This same OGL modifier can be applied to a variety of game statistics to further even the playing field: +/- Amount of Gold achieved from victories (Action RPGs) +/- Experience gained per kill (RPGs) +/- Number of bullets in your standard ammo clip (FPS) +/- Rate of speed of incoming objects (all genres) +/- Number of Ships\Lives (Shmups) +/- Time to make a play call (sports)

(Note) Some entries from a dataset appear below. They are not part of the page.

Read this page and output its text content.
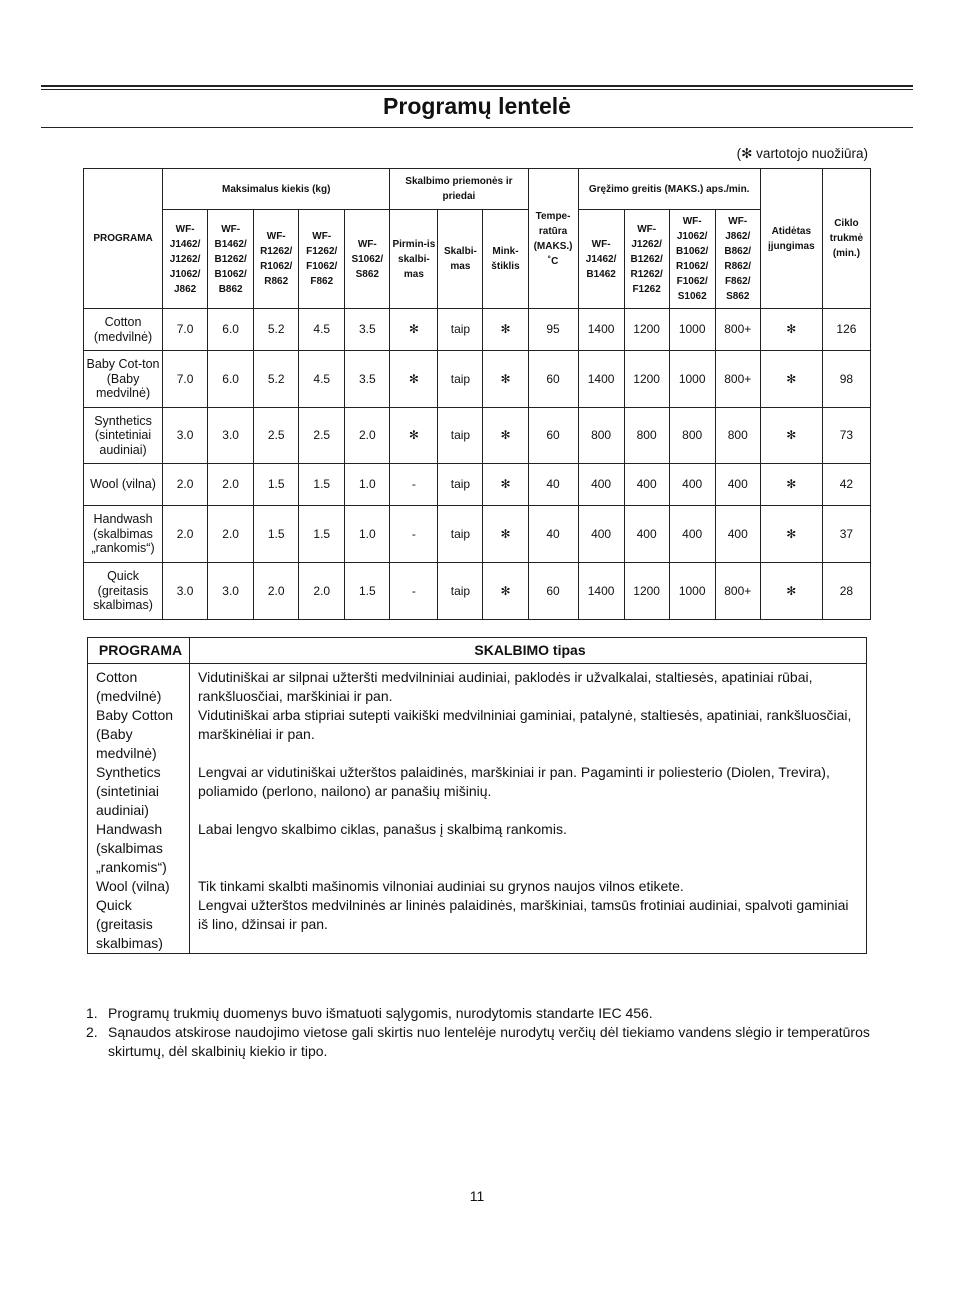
Programų lentelė
(✻ vartotojo nuožiūra)
PROGRAMA	Maksimalus kiekis (kg)					Skalbimo priemonės ir priedai			Tempe-ratūra (MAKS.) ˚C	Gręžimo greitis (MAKS.) aps./min.				Atidėtas įjungimas	Ciklo trukmė (min.)
	WF-J1462/ J1262/ J1062/ J862	WF-B1462/ B1262/ B1062/ B862	WF-R1262/ R1062/ R862	WF-F1262/ F1062/ F862	WF-S1062/ S862	Pirmin-is skalbi-mas	Skalbi-mas	Mink-štiklis		WF-J1462/ B1462	WF-J1262/ B1262/ R1262/ F1262	WF-J1062/ B1062/ R1062/ F1062/ S1062	WF-J862/ B862/ R862/ F862/ S862		
Cotton (medvilnė)	7.0	6.0	5.2	4.5	3.5	✻	taip	✻	95	1400	1200	1000	800+	✻	126
Baby Cot-ton (Baby medvilnė)	7.0	6.0	5.2	4.5	3.5	✻	taip	✻	60	1400	1200	1000	800+	✻	98
Synthetics (sintetiniai audiniai)	3.0	3.0	2.5	2.5	2.0	✻	taip	✻	60	800	800	800	800	✻	73
Wool (vilna)	2.0	2.0	1.5	1.5	1.0	-	taip	✻	40	400	400	400	400	✻	42
Handwash (skalbimas „rankomis“)	2.0	2.0	1.5	1.5	1.0	-	taip	✻	40	400	400	400	400	✻	37
Quick (greitasis skalbimas)	3.0	3.0	2.0	2.0	1.5	-	taip	✻	60	1400	1200	1000	800+	✻	28
PROGRAMA	SKALBIMO tipas
Cotton (medvilnė)	Vidutiniškai ar silpnai užteršti medvilniniai audiniai, paklodės ir užvalkalai, staltiesės, apatiniai rūbai, rankšluosčiai, marškiniai ir pan.
Baby Cotton (Baby medvilnė)	Vidutiniškai arba stipriai sutepti vaikiški medvilniniai gaminiai, patalynė, staltiesės, apatiniai, rankšluosčiai, marškinėliai ir pan.
Synthetics (sintetiniai audiniai)	Lengvai ar vidutiniškai užterštos palaidinės, marškiniai ir pan. Pagaminti ir poliesterio (Diolen, Trevira), poliamido (perlono, nailono) ar panašių mišinių.
Handwash (skalbimas „rankomis“)	Labai lengvo skalbimo ciklas, panašus į skalbimą rankomis.
Wool (vilna)	Tik tinkami skalbti mašinomis vilnoniai audiniai su grynos naujos vilnos etikete.
Quick (greitasis skalbimas)	Lengvai užterštos medvilninės ar lininės palaidinės, marškiniai, tamsūs frotiniai audiniai, spalvoti gaminiai iš lino, džinsai ir pan.
1. Programų trukmių duomenys buvo išmatuoti sąlygomis, nurodytomis standarte IEC 456.
2. Sąnaudos atskirose naudojimo vietose gali skirtis nuo lentelėje nurodytų verčių dėl tiekiamo vandens slėgio ir temperatūros skirtumų, dėl skalbinių kiekio ir tipo.
11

Here is what the sample game screenshot would look like with OGL being implemented:
Yes, this article is somewhat of parody and just my way of venting a bit after the trouncing I recently endured. But then again, go ahead and try out the formula - it does work with most scenarios. Click Here for the worksheet for you to play around with. I am a normal guy. I don't kid myself thinking I am the sharpest pair of skates on the ice, but on the other hand I know that I am not a dullard (contrary to the comments made after my CoD MF 2 debacle). I have responsibilities and the like that severely deters the time I can invest in my passion (gaming). If the OGL system were in place, I might have been a playa this past weekend instead of the beaten farm animal. But in all honestly, I think my lady friend hit the nail on the head after she read this article prior to being published. She said that OGL was not really an abbreviation for the Online Gaming Leveler. It was really just my way of coping with middle age - Old Guy Logic. I always knew there was something I didn't like about her. | Let's have some fun with this (albeit at my expense).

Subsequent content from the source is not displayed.